Karl: 100-Tage-Bilanz des Heimatministeriums offenbart Versagen Söders

30. Mai 2014

Die stellvertretende Landesvorsitzende der BayernSPD und Sprecherin der SPD-Landtagsfraktion für Fragen des ländlichen Raums, Annette Karl, wirft Heimatminister Söder Versagen vor. 100 Tage nach der Proklamation des neuen Heimatministeriums in Nürnberg sei für die ländlichen Räume in Bayern noch nichts erreicht worden: "Herr Söder missbraucht seine Unterabteilung 'Heimatministerium' lediglich zur Selbstdarstellung und Profilierung im Kampf um die Ministerpräsidentenkandidatur.
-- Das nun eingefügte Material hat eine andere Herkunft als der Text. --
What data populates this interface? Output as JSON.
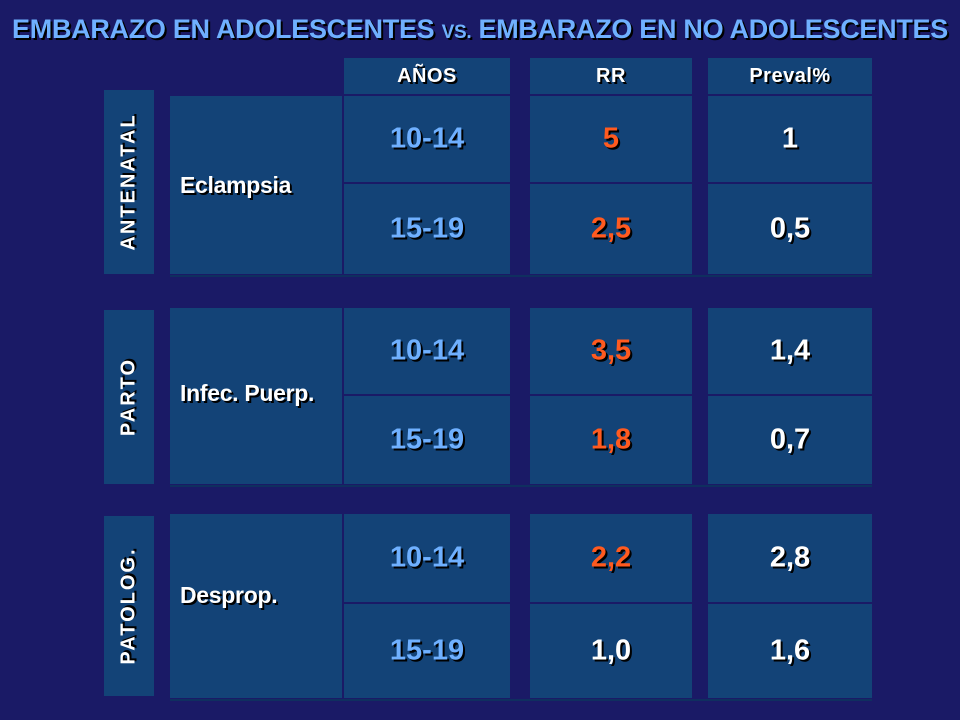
{
  "title": {
    "main": "EMBARAZO EN ADOLESCENTES ",
    "vs": "VS.",
    "rest": " EMBARAZO EN NO ADOLESCENTES"
  },
  "headers": {
    "anos": "AÑOS",
    "rr": "RR",
    "preval": "Preval%"
  },
  "sections": [
    {
      "group": "ANTENATAL",
      "condition": "Eclampsia",
      "rows": [
        {
          "anos": "10-14",
          "rr": "5",
          "preval": "1"
        },
        {
          "anos": "15-19",
          "rr": "2,5",
          "preval": "0,5"
        }
      ]
    },
    {
      "group": "PARTO",
      "condition": "Infec. Puerp.",
      "rows": [
        {
          "anos": "10-14",
          "rr": "3,5",
          "preval": "1,4"
        },
        {
          "anos": "15-19",
          "rr": "1,8",
          "preval": "0,7"
        }
      ]
    },
    {
      "group": "PATOLOG.",
      "condition": "Desprop.",
      "rows": [
        {
          "anos": "10-14",
          "rr": "2,2",
          "preval": "2,8"
        },
        {
          "anos": "15-19",
          "rr": "1,0",
          "preval": "1,6"
        }
      ]
    }
  ],
  "colors": {
    "background": "#1a1a66",
    "panel": "#134377",
    "title": "#6fb0ff",
    "rr_highlight": "#ff5a1f",
    "text": "#ffffff"
  }
}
Er agiert als oberster Staatsschauspieler: Lauter schöne Bilder ohne Inhalt. Für die ländlichen Regionen bleibt die bittere Erkenntnis: Außer Spesen nichts gewesen! Zugleich kostet aber die Miete für das unfertige und weitgehend noch ungenutzte Gebäude des neuen Ministeriums 20.000 Euro pro Monat."

Karl hat den traurigen Stand der Dinge im Heimatministerium mit einer parlamentarischen Anfrage durchleuchtet und protokolliert das Versagen Söders:

  • Die Kommunen im ländlichen Raum warten weiter auf Hilfen für ihre Aufgaben und bekommen stattdessen nur ein paar schöne Bilder eines Ministers vor der ehemaligen Bundesbankstelle in Nürnberg. Umzugskosten für Ministeriumsmitarbeiter fallen bis jetzt kaum an, aus dem einzigen Grund, dass bisher kaum ein Mitarbeiter die Arbeit in Nürnberg aufgenommen hat. Nun wird also von der Staatsregierung nicht mehr nur nicht in München für die Heimat gearbeitet, sondern auch nicht in Nürnberg.

  • Den Kommunen wird eine stabile Finanzierungshilfe verweigert. Stattdessen gibt es Stabilisierungshilfen, die aufwendig beantragt werden müssen und langfristig nicht gesichert sind. Etliche Kommunen können keinen genehmigungsfähigen Haushalt aufstellen, wie jüngst wieder die Stadt Marktredwitz.

  • Beim Breitbandausbau, einem der wichtigsten Projekte für den ländlichen Raum, geht nichts voran, da die Gemeinden auf die seit Monaten versprochenen Änderungen am Förderprogramm warten. Herr Söder schafft es nicht, in Brüssel eine Entscheidung herbeizuführen. Jeden Monat gibt es neue Terminankündigungen, aber Fakt ist, dass seit 1,5 Jahren nur 2 Kommunen einen Breitbandförderbescheid erhalten haben!

  • Stattdessen gab es eine Pressekonferenz im Dezember unter dem Motto „Digitalbarometer“, für die extra eine Studie mit Kosten von 15.000 Euro angefertigt wurde, die inhaltlich keine Ansatzpunkte für weitere Handlungen hergibt. Es wurden lediglich die Best-of-Regierungsbezirke in Bezug auf tägliches Internetsurfen präsentiert. 15.000 Euro für einen ministeriellen Showauftritt, die im ländlichen Raum besser angelegt wären, zum Beispiel für neue Schulcomputer.

  • Beim Breitbandausbau wurde von Herrn Söder zwar mit langer Zeitverzögerung endlich eine Forderung von Karl aufgriffen, dass es für jeden Landkreis einen Ansprechpartner geben solle. Dies geschieht allerdings lediglich mit der Berufung eines zuständigen Beamten in den Vermessungsämter, der erst mühselig geschult werden muss im Umgang mit dem Bürokratiemonster Breitbandförderprogramm.

  • Beim Breitbandausbau muss zusätzlich der Vertrag mit Price-Waterhouse-Cooper fortgeführt werden. Diese Beratungsfirma wurde erst 2013 von der Staatsregierung mit dem Aufbau eines Breitbandkompetenzzentrums beauftragt, geblieben sind nun die teuren Fachleute, die keine Aufgabe mehr haben und jetzt als „Backoffice“ firmieren.